A equipe econômica calcula que os projetos de lei e a PEC para conter a alta dos combustíveis podem ter um custo de R$ 50 bilhões até o final de 2022. Além dos dividendos da Petrobras, a União quer utilizar royalties e flexibilizar o teto de gastos para conseguir recompensar os estados pelas perdas.

A medida iria vigorar só até o final do ano, caso seja aprovada.

Além disso, Bolsonaro anunciou que o governo federal vai zerar as alíquotas de PIS e Cofins sobre a gasolina e álcool. PIS e Cofins são tributos federais.

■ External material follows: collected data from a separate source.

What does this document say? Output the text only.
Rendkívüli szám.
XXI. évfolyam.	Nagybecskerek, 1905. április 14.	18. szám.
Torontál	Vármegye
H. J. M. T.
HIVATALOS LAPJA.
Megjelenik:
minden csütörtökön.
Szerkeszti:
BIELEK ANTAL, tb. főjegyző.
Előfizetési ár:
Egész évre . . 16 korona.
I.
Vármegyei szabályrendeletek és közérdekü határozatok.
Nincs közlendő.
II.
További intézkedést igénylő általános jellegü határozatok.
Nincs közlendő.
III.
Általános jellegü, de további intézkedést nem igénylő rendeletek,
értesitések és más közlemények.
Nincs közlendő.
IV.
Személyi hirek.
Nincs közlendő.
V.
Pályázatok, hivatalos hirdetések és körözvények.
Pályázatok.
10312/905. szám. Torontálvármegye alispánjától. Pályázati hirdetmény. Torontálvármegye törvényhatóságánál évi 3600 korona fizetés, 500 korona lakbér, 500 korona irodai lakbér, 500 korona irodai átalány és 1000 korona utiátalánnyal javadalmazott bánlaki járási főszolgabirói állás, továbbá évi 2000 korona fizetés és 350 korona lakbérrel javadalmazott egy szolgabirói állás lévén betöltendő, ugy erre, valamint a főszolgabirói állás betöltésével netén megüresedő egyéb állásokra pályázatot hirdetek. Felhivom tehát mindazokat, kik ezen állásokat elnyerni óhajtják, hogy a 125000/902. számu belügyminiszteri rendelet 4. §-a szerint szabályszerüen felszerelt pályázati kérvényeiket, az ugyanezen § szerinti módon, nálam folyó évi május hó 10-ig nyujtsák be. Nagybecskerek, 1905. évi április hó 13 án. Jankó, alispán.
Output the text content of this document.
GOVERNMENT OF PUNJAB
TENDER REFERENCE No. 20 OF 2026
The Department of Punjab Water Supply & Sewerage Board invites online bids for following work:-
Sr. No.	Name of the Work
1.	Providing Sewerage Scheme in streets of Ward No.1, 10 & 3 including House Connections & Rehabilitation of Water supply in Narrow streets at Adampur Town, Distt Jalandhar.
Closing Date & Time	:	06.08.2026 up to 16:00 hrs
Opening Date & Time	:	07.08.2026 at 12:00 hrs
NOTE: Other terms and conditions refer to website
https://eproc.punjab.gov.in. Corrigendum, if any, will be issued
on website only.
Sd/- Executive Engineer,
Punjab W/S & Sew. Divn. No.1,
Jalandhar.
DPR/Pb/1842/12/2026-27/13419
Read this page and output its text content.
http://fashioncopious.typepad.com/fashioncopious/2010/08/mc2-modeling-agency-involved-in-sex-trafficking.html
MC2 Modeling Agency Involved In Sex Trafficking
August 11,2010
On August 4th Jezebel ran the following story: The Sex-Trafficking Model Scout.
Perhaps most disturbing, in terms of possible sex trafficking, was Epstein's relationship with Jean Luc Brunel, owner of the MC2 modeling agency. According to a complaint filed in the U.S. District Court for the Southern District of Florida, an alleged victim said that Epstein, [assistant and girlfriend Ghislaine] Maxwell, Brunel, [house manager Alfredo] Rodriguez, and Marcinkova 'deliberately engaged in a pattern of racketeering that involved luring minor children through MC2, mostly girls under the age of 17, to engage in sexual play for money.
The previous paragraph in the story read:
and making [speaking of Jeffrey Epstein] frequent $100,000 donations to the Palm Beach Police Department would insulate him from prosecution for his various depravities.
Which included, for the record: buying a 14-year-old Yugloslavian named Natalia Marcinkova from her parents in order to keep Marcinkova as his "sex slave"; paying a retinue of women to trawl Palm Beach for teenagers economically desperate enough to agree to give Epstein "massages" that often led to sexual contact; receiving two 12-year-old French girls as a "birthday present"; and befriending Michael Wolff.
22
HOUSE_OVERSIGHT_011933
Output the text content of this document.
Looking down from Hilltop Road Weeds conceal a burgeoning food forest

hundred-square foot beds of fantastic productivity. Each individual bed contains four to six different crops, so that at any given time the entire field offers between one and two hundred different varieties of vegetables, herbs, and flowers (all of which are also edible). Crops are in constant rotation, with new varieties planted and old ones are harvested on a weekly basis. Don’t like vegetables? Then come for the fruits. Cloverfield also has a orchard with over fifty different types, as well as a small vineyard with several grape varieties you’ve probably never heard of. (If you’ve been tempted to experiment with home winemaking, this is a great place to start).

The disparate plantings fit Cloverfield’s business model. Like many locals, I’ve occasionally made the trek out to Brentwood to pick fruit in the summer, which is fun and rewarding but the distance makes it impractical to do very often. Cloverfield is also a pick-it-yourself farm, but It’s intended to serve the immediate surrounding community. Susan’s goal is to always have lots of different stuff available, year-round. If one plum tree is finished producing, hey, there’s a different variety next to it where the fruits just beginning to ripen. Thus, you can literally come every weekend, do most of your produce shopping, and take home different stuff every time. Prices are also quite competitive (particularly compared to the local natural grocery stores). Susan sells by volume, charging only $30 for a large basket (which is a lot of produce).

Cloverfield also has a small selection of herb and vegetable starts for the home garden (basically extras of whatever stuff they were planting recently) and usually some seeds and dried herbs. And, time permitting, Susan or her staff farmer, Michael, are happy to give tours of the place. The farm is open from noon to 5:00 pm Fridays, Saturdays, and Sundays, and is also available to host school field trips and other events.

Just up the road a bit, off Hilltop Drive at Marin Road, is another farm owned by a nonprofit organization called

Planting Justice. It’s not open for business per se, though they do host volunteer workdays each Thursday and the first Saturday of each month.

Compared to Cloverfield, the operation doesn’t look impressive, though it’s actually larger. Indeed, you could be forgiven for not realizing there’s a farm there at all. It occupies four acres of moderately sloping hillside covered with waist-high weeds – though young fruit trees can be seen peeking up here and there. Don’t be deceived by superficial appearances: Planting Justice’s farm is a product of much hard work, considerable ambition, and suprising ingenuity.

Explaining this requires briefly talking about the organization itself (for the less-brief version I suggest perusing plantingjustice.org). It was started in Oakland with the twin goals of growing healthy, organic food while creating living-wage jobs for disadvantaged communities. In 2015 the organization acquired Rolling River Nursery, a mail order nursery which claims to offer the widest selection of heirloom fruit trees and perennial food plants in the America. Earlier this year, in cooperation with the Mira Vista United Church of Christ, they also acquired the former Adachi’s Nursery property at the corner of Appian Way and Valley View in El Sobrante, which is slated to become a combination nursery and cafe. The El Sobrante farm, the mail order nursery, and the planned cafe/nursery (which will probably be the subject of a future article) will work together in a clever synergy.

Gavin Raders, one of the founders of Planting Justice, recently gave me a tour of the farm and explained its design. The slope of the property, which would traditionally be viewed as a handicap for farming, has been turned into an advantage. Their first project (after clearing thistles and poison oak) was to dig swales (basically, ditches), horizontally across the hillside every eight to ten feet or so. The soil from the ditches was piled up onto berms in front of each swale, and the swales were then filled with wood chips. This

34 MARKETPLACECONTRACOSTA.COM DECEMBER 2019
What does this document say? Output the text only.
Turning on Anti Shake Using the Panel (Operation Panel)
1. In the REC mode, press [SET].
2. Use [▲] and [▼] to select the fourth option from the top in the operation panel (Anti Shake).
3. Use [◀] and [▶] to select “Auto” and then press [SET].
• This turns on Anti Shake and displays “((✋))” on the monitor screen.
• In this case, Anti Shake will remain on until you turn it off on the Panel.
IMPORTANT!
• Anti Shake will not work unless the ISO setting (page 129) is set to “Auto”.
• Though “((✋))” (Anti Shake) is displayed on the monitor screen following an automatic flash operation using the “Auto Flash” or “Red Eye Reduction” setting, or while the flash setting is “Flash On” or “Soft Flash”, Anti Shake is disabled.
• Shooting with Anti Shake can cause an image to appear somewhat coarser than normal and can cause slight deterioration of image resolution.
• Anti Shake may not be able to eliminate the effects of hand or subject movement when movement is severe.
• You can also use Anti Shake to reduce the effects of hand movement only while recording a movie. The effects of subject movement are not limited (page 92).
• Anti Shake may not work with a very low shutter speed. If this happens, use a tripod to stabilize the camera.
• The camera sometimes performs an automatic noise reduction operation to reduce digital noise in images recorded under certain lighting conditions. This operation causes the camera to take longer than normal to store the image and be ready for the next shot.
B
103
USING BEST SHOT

“Em se aprovando o projeto de lei complementar [do ICMS] e promulgando uma emenda à Constituição, isso se faria valer imediatamente na ponta da linha para os consumidores”, afirmou o presidente da República.

O ministro da Economia, Paulo Guedes, disse que o projeto de lei de teto do ICMS é uma “colaboração dos estados” para se reduzir o preço dos combustíveis.

“A ideia é que uma parte que venha sobre esse teto de 17% seja a a colaboração de estados e municípios, e o governo federal por outro lado transferindo recursos para qualquer redução de impostos que vá além disso”, disse Guedes.

“Se houver uma redução de diesel e impostos federais nesta PEC dos combustíveis e energia, o governo federal se dispõe a transferir recursos, que é uma forma de fazer o repasse a estados e municípios”, acrescentou.

Apesar do otimismo do governo federal, os presidentes da Câmara e Senado não garantiram a aprovação do pacote de Bolsonaro.